Funding is one of the major reasons that a 75-25 law that’s governed California community colleges since 1988 is largely ineffective. John Martin, an adjunct instructor of history at Shasta and Butte Colleges and head of the California Part-Time Faculty Association, a nonunion group for adjunct instructors across the state’s vast community college system, said statewide averages hover at about 50 percent part-time and full-time faculty.

“Even though it’s mandated, it’s still contingent on the budget -- if it’s not funded, they can’t enforce it,” Martin said, adding that reverence for the law varies among the 71 college districts, which maintain a great deal of authority in how they allocate funds. “We all know money is a big issue here [and] community colleges are always the stepchild of any budget.”

Beyond issues of funding and enforcement, quotas also are controversial among adjuncts. While some part-timers support them, others say quotas merely cement a two-track faculty system they see as broken beyond repair.

Betsy Smith, who retired this semester from longtime part-time work as an English as a second language instructor at Cape Cod Community College in Massachusetts (which is not part of the state college system, but whose faculty union is affiliated with the same parent organization), said the 15 percent rule and the 75-25 standard “create a permanent underclass of faculty.”

Instead, Smith said, “What we need to do is abolish contingency -- we need to allow for part-time work, and all work should be fully fractional.” That means that a teacher -- any teacher -- shouldering 40 percent of a full course load should be paid 40 percent of a full salary and benefits, and be expected to perform 40 percent of additional duties, such as service, she said. Anything else perpetuates “an exploitative system, even if we’re reducing it. It’s just not the way to go.”

Maria Maisto, president of the New Faculty Majority, a national adjunct advocacy organization, said she thought it was important for the Massachusetts union to challenge the state college system’s efforts to “circumvent” the collective bargaining agreement. At the same time, she said, it’s also up to the union to decide whether the 15 percent cap “furthers an overall objective of creating more full-time positions to which current part-time faculty members would have primary, guaranteed access.” Similar to Smith’s argument, which is popular among adjunct activists, Maisto said the union also might ask whether the 15 percent cap addresses “the need for part-timers to have fully prorated compensation.”

O’Donnell, the head of the Massachusetts union, said that he would have “no problem” with part-time faculty members being paid prorated salaries with benefits. Reiterating that such a proposal had gone nowhere in contract negotiations with the system, he said he thought the 15 percent rule was at least doing some good.
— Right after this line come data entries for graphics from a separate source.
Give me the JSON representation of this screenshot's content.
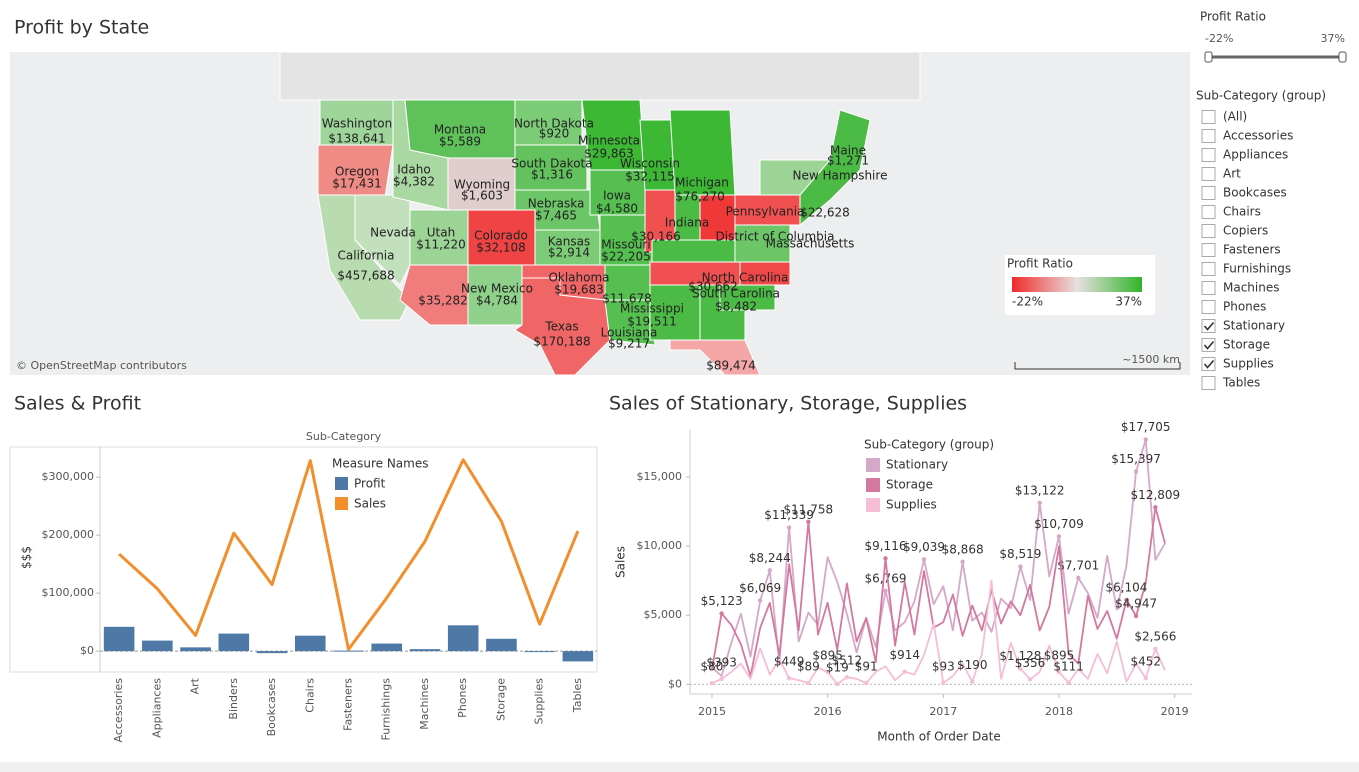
{
  "map": {
    "title": "Profit by State",
    "labels": [
      "Washington",
      "$138,641",
      "Montana",
      "$5,589",
      "North Dakota",
      "$920",
      "Minnesota",
      "$29,863",
      "Oregon",
      "$17,431",
      "Idaho",
      "$4,382",
      "Wyoming",
      "$1,603",
      "South Dakota",
      "$1,316",
      "Wisconsin",
      "$32,115",
      "Michigan",
      "$76,270",
      "Maine",
      "$1,271",
      "New Hampshire",
      "Nebraska",
      "$7,465",
      "Iowa",
      "$4,580",
      "Indiana",
      "$30,166",
      "Pennsylvania",
      "$22,628",
      "Nevada",
      "Utah",
      "$11,220",
      "Colorado",
      "$32,108",
      "Kansas",
      "$2,914",
      "Missouri",
      "$22,205",
      "District of Columbia",
      "Massachusetts",
      "California",
      "$457,688",
      "Oklahoma",
      "$19,683",
      "North Carolina",
      "$30,662",
      "New Mexico",
      "$4,784",
      "$35,282",
      "$11,678",
      "South Carolina",
      "$8,482",
      "Mississippi",
      "$19,511",
      "Texas",
      "$170,188",
      "Louisiana",
      "$9,217",
      "$89,474"
    ],
    "attribution": "© OpenStreetMap contributors",
    "legend": {
      "title": "Profit Ratio",
      "min": "-22%",
      "max": "37%",
      "colors": [
        "#f02a2a",
        "#e8e0e0",
        "#2fb52a"
      ]
    },
    "scale": "~1500 km"
  },
  "filters": {
    "profit_ratio": {
      "title": "Profit Ratio",
      "min": "-22%",
      "max": "37%"
    },
    "sub_category": {
      "title": "Sub-Category (group)",
      "items": [
        {
          "label": "(All)",
          "checked": false
        },
        {
          "label": "Accessories",
          "checked": false
        },
        {
          "label": "Appliances",
          "checked": false
        },
        {
          "label": "Art",
          "checked": false
        },
        {
          "label": "Bookcases",
          "checked": false
        },
        {
          "label": "Chairs",
          "checked": false
        },
        {
          "label": "Copiers",
          "checked": false
        },
        {
          "label": "Fasteners",
          "checked": false
        },
        {
          "label": "Furnishings",
          "checked": false
        },
        {
          "label": "Machines",
          "checked": false
        },
        {
          "label": "Phones",
          "checked": false
        },
        {
          "label": "Stationary",
          "checked": true
        },
        {
          "label": "Storage",
          "checked": true
        },
        {
          "label": "Supplies",
          "checked": true
        },
        {
          "label": "Tables",
          "checked": false
        }
      ]
    }
  },
  "chart_data": [
    {
      "type": "bar",
      "title": "Sales & Profit",
      "x_header": "Sub-Category",
      "ylabel": "$$$",
      "legend_title": "Measure Names",
      "categories": [
        "Accessories",
        "Appliances",
        "Art",
        "Binders",
        "Bookcases",
        "Chairs",
        "Fasteners",
        "Furnishings",
        "Machines",
        "Phones",
        "Storage",
        "Supplies",
        "Tables"
      ],
      "series": [
        {
          "name": "Profit",
          "type": "bar",
          "color": "#4e79a7",
          "values": [
            41937,
            18138,
            6528,
            30222,
            -3473,
            26590,
            950,
            13059,
            3385,
            44516,
            21279,
            -1189,
            -17725
          ]
        },
        {
          "name": "Sales",
          "type": "line",
          "color": "#f28e2b",
          "values": [
            167380,
            107532,
            27119,
            203413,
            114880,
            328449,
            3024,
            91705,
            189239,
            330007,
            223844,
            46674,
            206966
          ]
        }
      ],
      "ylim": [
        -36000,
        352000
      ],
      "yticks": [
        {
          "value": 0,
          "label": "$0"
        },
        {
          "value": 100000,
          "label": "$100,000"
        },
        {
          "value": 200000,
          "label": "$200,000"
        },
        {
          "value": 300000,
          "label": "$300,000"
        }
      ],
      "grid": false
    },
    {
      "type": "line",
      "title": "Sales of Stationary, Storage, Supplies",
      "xlabel": "Month of Order Date",
      "ylabel": "Sales",
      "legend_title": "Sub-Category (group)",
      "x": [
        2015,
        2015.0833,
        2015.1667,
        2015.25,
        2015.3333,
        2015.4167,
        2015.5,
        2015.5833,
        2015.6667,
        2015.75,
        2015.8333,
        2015.9167,
        2016,
        2016.0833,
        2016.1667,
        2016.25,
        2016.3333,
        2016.4167,
        2016.5,
        2016.5833,
        2016.6667,
        2016.75,
        2016.8333,
        2016.9167,
        2017,
        2017.0833,
        2017.1667,
        2017.25,
        2017.3333,
        2017.4167,
        2017.5,
        2017.5833,
        2017.6667,
        2017.75,
        2017.8333,
        2017.9167,
        2018,
        2018.0833,
        2018.1667,
        2018.25,
        2018.3333,
        2018.4167,
        2018.5,
        2018.5833,
        2018.6667,
        2018.75,
        2018.8333,
        2018.9167
      ],
      "series": [
        {
          "name": "Stationary",
          "color": "#d5a8c9",
          "values": [
            1200,
            600,
            3000,
            5100,
            2000,
            6069,
            8244,
            1500,
            11339,
            3100,
            5200,
            4300,
            9200,
            7400,
            5100,
            2300,
            4800,
            2700,
            6769,
            3900,
            4500,
            6000,
            9039,
            5800,
            7100,
            3900,
            8868,
            4600,
            5200,
            3800,
            6200,
            5500,
            8519,
            6100,
            13122,
            7800,
            10709,
            5100,
            7701,
            6600,
            4800,
            9300,
            5400,
            8600,
            15397,
            17705,
            9000,
            10200
          ],
          "value_labels": [
            null,
            null,
            null,
            null,
            null,
            "$6,069",
            "$8,244",
            null,
            "$11,339",
            null,
            null,
            null,
            null,
            null,
            null,
            null,
            null,
            null,
            "$6,769",
            null,
            null,
            null,
            "$9,039",
            null,
            null,
            null,
            "$8,868",
            null,
            null,
            null,
            null,
            null,
            "$8,519",
            null,
            "$13,122",
            null,
            "$10,709",
            null,
            "$7,701",
            null,
            null,
            null,
            null,
            null,
            "$15,397",
            "$17,705",
            null,
            null
          ]
        },
        {
          "name": "Storage",
          "color": "#d4789f",
          "values": [
            1100,
            5123,
            4300,
            2900,
            600,
            4100,
            5900,
            2100,
            8700,
            3900,
            11758,
            3600,
            5900,
            2500,
            7300,
            3100,
            4800,
            1600,
            9116,
            2800,
            7400,
            3600,
            8200,
            4100,
            4500,
            6500,
            3500,
            5700,
            3900,
            6800,
            4400,
            6000,
            5000,
            7200,
            3900,
            5600,
            10000,
            2200,
            1500,
            6400,
            4000,
            5300,
            3300,
            6104,
            4947,
            7300,
            12809,
            10200
          ],
          "value_labels": [
            null,
            "$5,123",
            null,
            null,
            null,
            null,
            null,
            null,
            null,
            null,
            "$11,758",
            null,
            null,
            null,
            null,
            null,
            null,
            null,
            "$9,116",
            null,
            null,
            null,
            null,
            null,
            null,
            null,
            null,
            null,
            null,
            null,
            null,
            null,
            null,
            null,
            null,
            null,
            null,
            null,
            null,
            null,
            null,
            null,
            null,
            "$6,104",
            "$4,947",
            null,
            "$12,809",
            null
          ]
        },
        {
          "name": "Supplies",
          "color": "#f5bdd6",
          "values": [
            80,
            393,
            900,
            1500,
            400,
            2600,
            700,
            1800,
            449,
            300,
            89,
            1200,
            895,
            19,
            512,
            400,
            91,
            900,
            1300,
            300,
            914,
            700,
            2100,
            4400,
            93,
            600,
            1500,
            190,
            2200,
            7500,
            400,
            3000,
            1128,
            356,
            900,
            2800,
            895,
            111,
            1100,
            400,
            2200,
            800,
            3100,
            200,
            1500,
            452,
            2566,
            1000
          ],
          "value_labels": [
            "$80",
            "$393",
            null,
            null,
            null,
            null,
            null,
            null,
            "$449",
            null,
            "$89",
            null,
            "$895",
            "$19",
            "$512",
            null,
            "$91",
            null,
            null,
            null,
            "$914",
            null,
            null,
            null,
            "$93",
            null,
            null,
            "$190",
            null,
            null,
            null,
            null,
            "$1,128",
            "$356",
            null,
            null,
            "$895",
            "$111",
            null,
            null,
            null,
            null,
            null,
            null,
            null,
            "$452",
            "$2,566",
            null
          ]
        }
      ],
      "xlim": [
        2014.81,
        2019.15
      ],
      "xticks": [
        2015,
        2016,
        2017,
        2018,
        2019
      ],
      "ylim": [
        -700,
        18400
      ],
      "yticks": [
        {
          "value": 0,
          "label": "$0"
        },
        {
          "value": 5000,
          "label": "$5,000"
        },
        {
          "value": 10000,
          "label": "$10,000"
        },
        {
          "value": 15000,
          "label": "$15,000"
        }
      ],
      "grid": false
    }
  ]
}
“The alternative is to have no language, and 100 percent part-time faculty with no health benefits, which is how this country looks like it’s going,” O’Donnell said. He noted that at least one college was responding seriously to the compliance issue by working with the union to replace retiring full-time faculty members with existing part-time faculty members, as opposed to outside hires.

Martin, of the California Part-Time Faculty Association, said he didn’t strongly oppose the 75-25 standard in his state, but that it does little to help adjuncts.

“My issue is that it doesn’t really do anything for us -- we’re still fighting for equality, for parity, for due process, for seniority,” he said. “Let’s say in a perfect world there is 75 percent full-time faculty. What about the other 25 percent? Are they still going to get treated like Walmart or McDonald’s employees?”